The research program's main methodological innovation is to build and share new big data sets and to develop new big data and ML-based methods for other researchers. To do so, we will collect data sets of texts, images, and videos and will develop a comprehensive set of empirical tools. The proposed research is also embedded in an education plan that mentors young researchers (including predoctoral research associates, Ph.D. students), disseminates findings to policymakers, and engages practitioners interested in using the research findings to change real-world practices and to improve social equality.



Candidates should have quantitative and coding skills, especially experience in general purpose languages like Python and Julia and statistical languages like Stata or R.

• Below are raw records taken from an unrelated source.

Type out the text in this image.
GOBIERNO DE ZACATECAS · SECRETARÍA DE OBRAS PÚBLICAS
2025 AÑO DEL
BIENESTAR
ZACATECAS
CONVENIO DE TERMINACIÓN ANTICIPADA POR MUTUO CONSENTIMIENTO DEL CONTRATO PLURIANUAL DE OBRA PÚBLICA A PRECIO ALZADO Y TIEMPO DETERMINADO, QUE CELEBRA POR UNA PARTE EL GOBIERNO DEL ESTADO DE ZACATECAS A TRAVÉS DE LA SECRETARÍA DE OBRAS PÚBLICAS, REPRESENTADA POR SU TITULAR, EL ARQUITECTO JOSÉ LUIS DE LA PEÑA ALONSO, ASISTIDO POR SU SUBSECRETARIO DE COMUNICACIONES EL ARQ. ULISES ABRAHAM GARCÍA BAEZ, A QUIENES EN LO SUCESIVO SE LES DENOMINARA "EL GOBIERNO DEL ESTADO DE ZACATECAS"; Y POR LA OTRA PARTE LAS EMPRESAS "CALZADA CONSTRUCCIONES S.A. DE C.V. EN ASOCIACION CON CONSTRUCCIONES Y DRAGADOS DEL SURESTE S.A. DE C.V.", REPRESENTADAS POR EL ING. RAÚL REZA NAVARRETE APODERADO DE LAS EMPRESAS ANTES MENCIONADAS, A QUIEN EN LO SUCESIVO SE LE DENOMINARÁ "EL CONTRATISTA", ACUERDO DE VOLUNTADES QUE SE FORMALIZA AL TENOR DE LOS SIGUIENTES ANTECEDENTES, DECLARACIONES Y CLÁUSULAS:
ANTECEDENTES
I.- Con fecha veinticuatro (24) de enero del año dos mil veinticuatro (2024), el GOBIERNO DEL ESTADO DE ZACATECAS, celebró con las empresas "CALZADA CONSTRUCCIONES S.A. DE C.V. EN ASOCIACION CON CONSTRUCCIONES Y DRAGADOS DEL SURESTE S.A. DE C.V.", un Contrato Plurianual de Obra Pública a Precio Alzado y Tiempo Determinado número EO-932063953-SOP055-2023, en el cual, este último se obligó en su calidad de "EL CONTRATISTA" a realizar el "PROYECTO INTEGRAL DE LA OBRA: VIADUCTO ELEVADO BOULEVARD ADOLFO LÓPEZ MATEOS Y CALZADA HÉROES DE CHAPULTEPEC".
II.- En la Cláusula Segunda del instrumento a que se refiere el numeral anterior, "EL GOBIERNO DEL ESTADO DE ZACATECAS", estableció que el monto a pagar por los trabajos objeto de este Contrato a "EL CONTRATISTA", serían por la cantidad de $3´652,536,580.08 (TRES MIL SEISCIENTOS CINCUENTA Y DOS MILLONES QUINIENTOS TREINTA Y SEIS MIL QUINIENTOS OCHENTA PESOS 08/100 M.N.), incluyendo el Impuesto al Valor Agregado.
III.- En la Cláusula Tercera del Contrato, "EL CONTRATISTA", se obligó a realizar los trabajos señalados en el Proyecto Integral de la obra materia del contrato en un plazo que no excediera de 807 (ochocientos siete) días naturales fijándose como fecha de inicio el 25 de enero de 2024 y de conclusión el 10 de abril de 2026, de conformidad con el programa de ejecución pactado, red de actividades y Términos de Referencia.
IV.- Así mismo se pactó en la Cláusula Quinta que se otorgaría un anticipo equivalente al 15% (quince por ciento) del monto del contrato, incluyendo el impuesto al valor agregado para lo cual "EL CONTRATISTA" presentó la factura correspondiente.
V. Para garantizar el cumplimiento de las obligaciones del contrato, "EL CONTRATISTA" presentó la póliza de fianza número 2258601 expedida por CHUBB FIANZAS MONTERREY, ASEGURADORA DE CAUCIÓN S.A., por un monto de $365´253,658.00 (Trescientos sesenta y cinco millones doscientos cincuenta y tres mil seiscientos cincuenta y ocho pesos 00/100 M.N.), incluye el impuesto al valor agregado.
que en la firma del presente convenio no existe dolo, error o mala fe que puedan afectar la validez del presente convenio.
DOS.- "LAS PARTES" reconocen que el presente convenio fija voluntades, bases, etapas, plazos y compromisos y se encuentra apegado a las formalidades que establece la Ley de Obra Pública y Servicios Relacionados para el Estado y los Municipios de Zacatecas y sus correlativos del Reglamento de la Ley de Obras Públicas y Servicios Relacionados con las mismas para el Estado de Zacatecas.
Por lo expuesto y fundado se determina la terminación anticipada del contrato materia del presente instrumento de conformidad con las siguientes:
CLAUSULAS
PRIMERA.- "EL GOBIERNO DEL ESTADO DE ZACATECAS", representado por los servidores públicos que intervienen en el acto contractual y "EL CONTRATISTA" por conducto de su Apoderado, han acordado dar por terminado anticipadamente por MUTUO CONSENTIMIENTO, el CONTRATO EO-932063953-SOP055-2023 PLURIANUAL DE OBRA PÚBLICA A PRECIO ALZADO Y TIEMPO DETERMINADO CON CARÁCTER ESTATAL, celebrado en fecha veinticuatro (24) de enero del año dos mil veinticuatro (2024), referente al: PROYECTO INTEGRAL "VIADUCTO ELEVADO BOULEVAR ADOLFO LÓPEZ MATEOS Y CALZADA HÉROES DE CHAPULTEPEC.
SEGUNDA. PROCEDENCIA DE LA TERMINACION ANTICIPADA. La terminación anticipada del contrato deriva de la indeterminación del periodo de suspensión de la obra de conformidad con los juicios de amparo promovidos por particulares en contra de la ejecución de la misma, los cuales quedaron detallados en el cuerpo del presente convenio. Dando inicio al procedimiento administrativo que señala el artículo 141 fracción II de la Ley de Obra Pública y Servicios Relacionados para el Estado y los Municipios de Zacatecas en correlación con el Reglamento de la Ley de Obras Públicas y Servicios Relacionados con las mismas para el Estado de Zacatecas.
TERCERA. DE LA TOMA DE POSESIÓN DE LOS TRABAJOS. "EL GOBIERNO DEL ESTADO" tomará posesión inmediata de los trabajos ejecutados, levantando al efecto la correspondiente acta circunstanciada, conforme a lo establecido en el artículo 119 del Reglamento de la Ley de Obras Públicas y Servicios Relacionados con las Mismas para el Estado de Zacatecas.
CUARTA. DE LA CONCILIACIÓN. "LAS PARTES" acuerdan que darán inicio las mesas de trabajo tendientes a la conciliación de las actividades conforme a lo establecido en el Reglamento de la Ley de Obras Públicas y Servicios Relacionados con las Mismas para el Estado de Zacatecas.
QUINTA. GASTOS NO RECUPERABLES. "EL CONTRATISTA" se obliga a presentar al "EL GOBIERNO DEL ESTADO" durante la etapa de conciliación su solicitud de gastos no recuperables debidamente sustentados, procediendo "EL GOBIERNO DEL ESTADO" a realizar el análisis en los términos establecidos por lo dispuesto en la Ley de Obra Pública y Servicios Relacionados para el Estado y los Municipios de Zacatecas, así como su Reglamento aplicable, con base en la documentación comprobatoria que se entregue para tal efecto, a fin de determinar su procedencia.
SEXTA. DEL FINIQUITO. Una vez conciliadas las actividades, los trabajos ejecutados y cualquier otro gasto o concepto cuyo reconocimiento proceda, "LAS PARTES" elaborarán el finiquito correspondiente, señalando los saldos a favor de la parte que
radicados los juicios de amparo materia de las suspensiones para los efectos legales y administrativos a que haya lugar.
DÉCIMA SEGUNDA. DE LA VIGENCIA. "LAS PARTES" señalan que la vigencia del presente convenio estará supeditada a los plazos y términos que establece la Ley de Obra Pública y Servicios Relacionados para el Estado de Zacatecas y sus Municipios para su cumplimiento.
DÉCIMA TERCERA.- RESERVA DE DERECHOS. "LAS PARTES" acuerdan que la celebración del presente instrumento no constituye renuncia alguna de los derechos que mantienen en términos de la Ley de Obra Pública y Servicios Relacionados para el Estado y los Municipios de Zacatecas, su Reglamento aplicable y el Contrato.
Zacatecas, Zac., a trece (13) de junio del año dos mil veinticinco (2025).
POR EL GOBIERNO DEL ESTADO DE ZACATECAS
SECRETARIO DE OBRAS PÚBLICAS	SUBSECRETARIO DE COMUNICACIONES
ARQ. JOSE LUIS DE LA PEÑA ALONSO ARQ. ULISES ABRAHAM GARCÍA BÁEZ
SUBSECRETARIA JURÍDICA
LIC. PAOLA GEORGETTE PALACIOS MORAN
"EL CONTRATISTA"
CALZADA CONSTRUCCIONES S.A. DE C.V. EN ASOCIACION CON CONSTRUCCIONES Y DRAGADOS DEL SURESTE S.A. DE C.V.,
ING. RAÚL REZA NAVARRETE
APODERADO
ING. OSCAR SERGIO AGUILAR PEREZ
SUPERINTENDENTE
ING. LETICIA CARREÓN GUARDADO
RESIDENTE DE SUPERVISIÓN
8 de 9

  • Candidates are expected to perform large scale textual analysis, so exposure to related methodologies is a big plus.
  • Exposure/knowledge of Machine Learning is a plus, but not required. The candidate should be open to learn such skills over the research period.
  • The work will primarily use LINUX, so exposure of Linux and Cluster server computing is strongly recommended, but training can be provided if needed
  • Preference will be given to detail-oriented applicants

Candidates need not be economics majors, though they should have experience with economics. We welcome applicants from other fields such as, but not limited to, computer science, engineering, mathematics, political science, psychology, and statistics. A love of working with data—cleaning it, understanding it, and presenting it in enlightening ways—is essential for this position.